Des tonnes d’or quittent chaque année le territoire camerounais en direction des Émirats arabes unis, sans laisser presque aucune trace dans les registres officiels des douanes de Yaoundé. Ce gouffre statistique, révélateur d’une économie souterraine florissante, a fini par contraindre les autorités à promettre un audit du secteur aurifère. Mais la crédibilité de cet exercice est déjà remise en question avant même son lancement.
Un écart statistique qui interpelle
Le constat est accablant. Selon les données compilées et analysées par Jeune Afrique, des quantités substantielles d’or d’origine camerounaise atterrissent régulièrement dans les entrepôts de Dubaï et d’Abu Dhabi, deux plaques tournantes mondiales du négoce des métaux précieux. Pourtant, ces volumes n’apparaissent pas, ou de manière infime, dans les statistiques officielles d’exportation du Cameroun. L’écart entre ce que reçoivent les Émirats arabes unis et ce que déclare exporter le Cameroun constitue un signal d’alarme difficile à ignorer pour les institutions financières internationales et les partenaires au développement du pays.
Ce phénomène n’est pas propre au Cameroun. Plusieurs pays d’Afrique subsaharienne riches en ressources minières — parmi lesquels la République Démocratique du Congo, le Mali ou encore la Guinée — font face à des dynamiques similaires, où l’or extrait de manière artisanale ou semi-industrielle emprunte des circuits de commercialisation parallèles, échappant ainsi à toute fiscalité et à tout contrôle étatique. La sous-région d’Afrique centrale est particulièrement exposée à ces flux illicites, en raison de la porosité des frontières et de la faiblesse des capacités de contrôle douanier.
Les Émirats, carrefour mondial de l’or africain
Le rôle des Émirats arabes unis dans ce circuit mérite une attention particulière. Dubaï s’est imposé au fil des années comme le principal réceptacle de l’or artisanal africain, devant la Suisse et l’Inde. Bénéficiant d’une réglementation longtemps très permissive sur l’origine des métaux précieux importés, la place de Dubaï a prospéré sur l’opacité des chaînes d’approvisionnement. Sous pression internationale, notamment de l’Union européenne et du Groupe d’action financière (GAFI), les Émirats ont certes renforcé leurs dispositifs de contrôle ces dernières années, mais les experts s’accordent à dire que les mécanismes de traçabilité demeurent insuffisants pour endiguer les flux suspects en provenance du continent africain.

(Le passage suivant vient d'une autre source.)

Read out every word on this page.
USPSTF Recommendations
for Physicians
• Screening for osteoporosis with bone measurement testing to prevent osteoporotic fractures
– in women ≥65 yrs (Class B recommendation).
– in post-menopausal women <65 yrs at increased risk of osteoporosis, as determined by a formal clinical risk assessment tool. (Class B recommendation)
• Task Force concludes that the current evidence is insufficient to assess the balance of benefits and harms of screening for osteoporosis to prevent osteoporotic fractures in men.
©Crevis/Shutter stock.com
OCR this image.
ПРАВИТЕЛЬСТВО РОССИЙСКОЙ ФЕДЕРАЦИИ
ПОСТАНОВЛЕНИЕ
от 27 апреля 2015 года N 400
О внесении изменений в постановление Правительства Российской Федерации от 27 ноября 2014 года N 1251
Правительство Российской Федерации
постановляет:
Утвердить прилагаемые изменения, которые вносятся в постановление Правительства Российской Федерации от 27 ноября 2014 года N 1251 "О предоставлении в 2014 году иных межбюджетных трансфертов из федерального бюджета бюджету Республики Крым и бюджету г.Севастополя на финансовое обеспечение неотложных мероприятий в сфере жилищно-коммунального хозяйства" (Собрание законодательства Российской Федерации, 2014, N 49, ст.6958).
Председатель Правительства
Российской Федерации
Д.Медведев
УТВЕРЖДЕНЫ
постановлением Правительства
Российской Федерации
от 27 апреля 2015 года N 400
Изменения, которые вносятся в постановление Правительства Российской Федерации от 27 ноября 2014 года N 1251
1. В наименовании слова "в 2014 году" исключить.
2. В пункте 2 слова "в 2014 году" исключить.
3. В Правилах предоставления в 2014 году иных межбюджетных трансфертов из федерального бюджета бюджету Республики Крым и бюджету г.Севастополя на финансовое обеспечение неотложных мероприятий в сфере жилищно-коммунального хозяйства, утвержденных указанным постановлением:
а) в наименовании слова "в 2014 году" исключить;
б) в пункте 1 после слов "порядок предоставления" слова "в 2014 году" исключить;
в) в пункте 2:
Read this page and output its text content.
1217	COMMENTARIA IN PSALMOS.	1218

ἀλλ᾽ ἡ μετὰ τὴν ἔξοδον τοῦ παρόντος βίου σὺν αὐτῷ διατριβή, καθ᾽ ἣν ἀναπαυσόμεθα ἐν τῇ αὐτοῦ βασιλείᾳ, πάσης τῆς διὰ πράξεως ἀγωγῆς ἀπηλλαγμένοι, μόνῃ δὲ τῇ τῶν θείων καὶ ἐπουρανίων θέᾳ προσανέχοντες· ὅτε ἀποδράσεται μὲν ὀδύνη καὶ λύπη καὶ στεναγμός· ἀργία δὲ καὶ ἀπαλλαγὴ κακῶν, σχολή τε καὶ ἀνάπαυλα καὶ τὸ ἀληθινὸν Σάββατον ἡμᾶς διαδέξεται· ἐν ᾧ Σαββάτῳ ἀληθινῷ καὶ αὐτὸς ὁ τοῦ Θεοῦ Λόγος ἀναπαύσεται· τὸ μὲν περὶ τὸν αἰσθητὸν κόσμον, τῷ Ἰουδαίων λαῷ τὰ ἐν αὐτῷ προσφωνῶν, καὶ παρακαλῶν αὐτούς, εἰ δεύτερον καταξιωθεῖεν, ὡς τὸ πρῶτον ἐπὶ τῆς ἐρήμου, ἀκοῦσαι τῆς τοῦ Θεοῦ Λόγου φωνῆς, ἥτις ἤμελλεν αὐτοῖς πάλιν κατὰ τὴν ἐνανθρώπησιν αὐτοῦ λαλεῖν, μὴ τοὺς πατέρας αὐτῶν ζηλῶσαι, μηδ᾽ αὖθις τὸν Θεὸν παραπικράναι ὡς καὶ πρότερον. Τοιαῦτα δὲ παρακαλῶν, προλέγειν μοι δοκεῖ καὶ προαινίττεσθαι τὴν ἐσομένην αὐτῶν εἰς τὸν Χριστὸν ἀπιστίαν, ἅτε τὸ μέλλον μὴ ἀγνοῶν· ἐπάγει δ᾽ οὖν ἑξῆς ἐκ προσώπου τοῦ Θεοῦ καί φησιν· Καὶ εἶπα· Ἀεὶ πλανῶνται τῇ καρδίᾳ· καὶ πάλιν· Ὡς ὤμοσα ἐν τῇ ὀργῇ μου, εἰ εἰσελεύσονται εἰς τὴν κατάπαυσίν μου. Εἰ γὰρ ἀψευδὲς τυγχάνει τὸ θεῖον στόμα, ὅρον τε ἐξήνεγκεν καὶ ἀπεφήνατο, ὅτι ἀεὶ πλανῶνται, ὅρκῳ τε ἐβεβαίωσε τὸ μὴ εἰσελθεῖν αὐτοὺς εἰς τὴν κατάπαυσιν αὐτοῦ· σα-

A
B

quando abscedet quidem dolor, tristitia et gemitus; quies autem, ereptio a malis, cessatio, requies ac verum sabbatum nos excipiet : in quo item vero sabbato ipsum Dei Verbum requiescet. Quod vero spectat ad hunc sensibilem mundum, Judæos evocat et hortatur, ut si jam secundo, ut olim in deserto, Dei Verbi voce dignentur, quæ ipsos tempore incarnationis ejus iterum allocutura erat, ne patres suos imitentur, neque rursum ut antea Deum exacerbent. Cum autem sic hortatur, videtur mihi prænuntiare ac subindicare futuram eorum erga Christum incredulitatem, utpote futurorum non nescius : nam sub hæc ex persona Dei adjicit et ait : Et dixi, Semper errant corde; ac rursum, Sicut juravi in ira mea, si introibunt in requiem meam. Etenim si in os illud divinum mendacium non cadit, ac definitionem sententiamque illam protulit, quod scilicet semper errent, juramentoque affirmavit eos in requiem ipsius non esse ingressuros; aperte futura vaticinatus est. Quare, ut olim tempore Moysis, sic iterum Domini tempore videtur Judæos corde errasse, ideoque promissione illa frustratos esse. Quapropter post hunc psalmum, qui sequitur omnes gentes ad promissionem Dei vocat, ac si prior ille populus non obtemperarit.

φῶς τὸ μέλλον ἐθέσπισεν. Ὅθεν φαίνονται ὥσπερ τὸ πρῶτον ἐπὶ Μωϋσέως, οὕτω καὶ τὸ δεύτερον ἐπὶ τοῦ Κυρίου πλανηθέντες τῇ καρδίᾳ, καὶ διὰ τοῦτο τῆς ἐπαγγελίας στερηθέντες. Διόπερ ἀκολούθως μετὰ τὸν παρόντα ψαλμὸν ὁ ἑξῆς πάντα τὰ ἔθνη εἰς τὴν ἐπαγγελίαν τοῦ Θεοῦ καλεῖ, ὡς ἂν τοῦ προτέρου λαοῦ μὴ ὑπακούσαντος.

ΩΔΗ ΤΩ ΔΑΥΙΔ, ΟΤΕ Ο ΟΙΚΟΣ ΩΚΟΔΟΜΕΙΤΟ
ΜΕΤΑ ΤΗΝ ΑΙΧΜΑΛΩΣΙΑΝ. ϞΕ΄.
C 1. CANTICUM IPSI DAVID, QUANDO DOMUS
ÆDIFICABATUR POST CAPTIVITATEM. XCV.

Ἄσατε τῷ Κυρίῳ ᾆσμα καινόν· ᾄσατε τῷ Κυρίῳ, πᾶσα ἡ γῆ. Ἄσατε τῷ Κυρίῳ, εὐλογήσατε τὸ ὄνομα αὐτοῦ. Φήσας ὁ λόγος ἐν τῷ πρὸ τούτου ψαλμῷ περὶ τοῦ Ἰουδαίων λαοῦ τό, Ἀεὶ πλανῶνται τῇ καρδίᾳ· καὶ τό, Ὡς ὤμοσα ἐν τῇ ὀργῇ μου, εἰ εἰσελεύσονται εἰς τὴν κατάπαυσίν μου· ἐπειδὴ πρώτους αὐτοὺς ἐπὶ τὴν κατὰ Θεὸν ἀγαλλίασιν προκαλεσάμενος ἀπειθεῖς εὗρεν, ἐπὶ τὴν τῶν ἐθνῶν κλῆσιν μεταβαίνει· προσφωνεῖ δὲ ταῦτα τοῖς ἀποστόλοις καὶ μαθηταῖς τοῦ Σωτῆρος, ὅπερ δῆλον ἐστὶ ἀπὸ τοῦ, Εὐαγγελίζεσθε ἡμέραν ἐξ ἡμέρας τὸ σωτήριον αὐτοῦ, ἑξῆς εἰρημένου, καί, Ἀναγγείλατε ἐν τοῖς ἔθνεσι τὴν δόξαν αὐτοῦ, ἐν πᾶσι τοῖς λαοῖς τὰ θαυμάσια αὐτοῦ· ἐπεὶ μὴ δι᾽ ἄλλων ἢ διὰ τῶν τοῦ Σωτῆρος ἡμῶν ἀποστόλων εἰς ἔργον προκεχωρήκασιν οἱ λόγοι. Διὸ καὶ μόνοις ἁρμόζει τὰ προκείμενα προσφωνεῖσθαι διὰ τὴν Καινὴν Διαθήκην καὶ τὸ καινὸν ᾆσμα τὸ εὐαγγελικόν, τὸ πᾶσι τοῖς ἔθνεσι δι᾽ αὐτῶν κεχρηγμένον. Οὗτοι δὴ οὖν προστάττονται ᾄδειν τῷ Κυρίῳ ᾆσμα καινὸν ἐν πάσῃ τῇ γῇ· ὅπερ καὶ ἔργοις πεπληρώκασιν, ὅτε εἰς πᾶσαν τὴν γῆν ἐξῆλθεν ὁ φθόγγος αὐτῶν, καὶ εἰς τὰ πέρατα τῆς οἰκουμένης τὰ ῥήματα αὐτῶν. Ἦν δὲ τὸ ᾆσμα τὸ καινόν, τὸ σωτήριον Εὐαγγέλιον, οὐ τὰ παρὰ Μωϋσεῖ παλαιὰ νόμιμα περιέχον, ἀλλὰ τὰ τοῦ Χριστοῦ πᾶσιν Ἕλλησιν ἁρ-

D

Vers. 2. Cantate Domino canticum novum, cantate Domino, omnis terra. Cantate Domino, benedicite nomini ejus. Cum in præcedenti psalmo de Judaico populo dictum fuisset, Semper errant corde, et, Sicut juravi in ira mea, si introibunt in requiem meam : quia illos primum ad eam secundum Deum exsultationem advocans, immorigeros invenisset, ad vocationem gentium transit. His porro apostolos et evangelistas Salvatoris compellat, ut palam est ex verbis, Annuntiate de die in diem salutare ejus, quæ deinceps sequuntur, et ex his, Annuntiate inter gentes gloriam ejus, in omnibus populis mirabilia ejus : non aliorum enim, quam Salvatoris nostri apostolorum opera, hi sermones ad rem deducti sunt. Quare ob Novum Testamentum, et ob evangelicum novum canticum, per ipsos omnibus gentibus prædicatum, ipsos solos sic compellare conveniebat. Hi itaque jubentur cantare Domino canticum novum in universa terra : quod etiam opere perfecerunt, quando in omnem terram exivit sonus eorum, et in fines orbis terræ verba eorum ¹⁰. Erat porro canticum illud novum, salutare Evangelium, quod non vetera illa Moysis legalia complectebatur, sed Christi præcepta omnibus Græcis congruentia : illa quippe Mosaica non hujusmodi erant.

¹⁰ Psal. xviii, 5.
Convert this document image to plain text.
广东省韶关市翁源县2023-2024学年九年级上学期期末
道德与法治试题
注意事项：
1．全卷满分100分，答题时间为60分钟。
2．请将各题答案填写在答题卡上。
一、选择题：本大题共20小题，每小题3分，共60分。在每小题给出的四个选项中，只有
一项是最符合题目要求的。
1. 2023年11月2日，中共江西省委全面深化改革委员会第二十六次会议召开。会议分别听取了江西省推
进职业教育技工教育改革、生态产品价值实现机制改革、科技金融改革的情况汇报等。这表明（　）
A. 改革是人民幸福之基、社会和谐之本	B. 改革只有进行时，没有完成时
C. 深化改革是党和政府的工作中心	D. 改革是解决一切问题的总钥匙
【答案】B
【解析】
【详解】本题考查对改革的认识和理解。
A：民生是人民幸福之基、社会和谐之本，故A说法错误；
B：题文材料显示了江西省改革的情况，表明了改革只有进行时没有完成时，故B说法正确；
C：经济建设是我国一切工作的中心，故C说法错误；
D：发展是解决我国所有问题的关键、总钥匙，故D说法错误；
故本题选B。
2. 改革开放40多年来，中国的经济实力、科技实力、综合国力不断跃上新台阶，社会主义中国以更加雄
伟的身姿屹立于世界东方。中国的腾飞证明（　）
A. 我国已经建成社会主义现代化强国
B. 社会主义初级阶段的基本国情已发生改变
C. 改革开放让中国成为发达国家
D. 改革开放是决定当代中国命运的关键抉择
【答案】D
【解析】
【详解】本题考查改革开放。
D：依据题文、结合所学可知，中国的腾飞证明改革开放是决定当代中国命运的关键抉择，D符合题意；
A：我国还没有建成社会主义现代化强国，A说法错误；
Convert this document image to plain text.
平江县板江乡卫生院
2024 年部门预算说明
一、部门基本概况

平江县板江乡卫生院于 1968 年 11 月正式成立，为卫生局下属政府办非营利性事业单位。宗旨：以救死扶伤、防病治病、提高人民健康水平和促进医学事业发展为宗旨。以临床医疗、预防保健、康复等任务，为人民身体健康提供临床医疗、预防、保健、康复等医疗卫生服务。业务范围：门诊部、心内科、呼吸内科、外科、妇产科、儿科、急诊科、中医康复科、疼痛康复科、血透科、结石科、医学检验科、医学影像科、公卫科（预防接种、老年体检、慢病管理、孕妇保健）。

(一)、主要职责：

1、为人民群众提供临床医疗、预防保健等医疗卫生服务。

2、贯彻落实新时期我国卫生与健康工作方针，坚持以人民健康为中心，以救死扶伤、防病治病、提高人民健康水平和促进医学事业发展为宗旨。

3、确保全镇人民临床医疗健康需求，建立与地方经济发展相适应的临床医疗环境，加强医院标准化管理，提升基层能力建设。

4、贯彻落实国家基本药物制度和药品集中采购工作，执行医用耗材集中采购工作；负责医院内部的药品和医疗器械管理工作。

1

Dans ce contexte géopolitique, certains analystes évoquent également des connexions indirectes avec des réseaux de financement régionaux au Moyen-Orient, où l’or constitue historiquement une valeur refuge et un vecteur de contournement des sanctions financières internationales, notamment en lien avec des acteurs iraniens opérant via des intermédiaires dans les pays du Golfe.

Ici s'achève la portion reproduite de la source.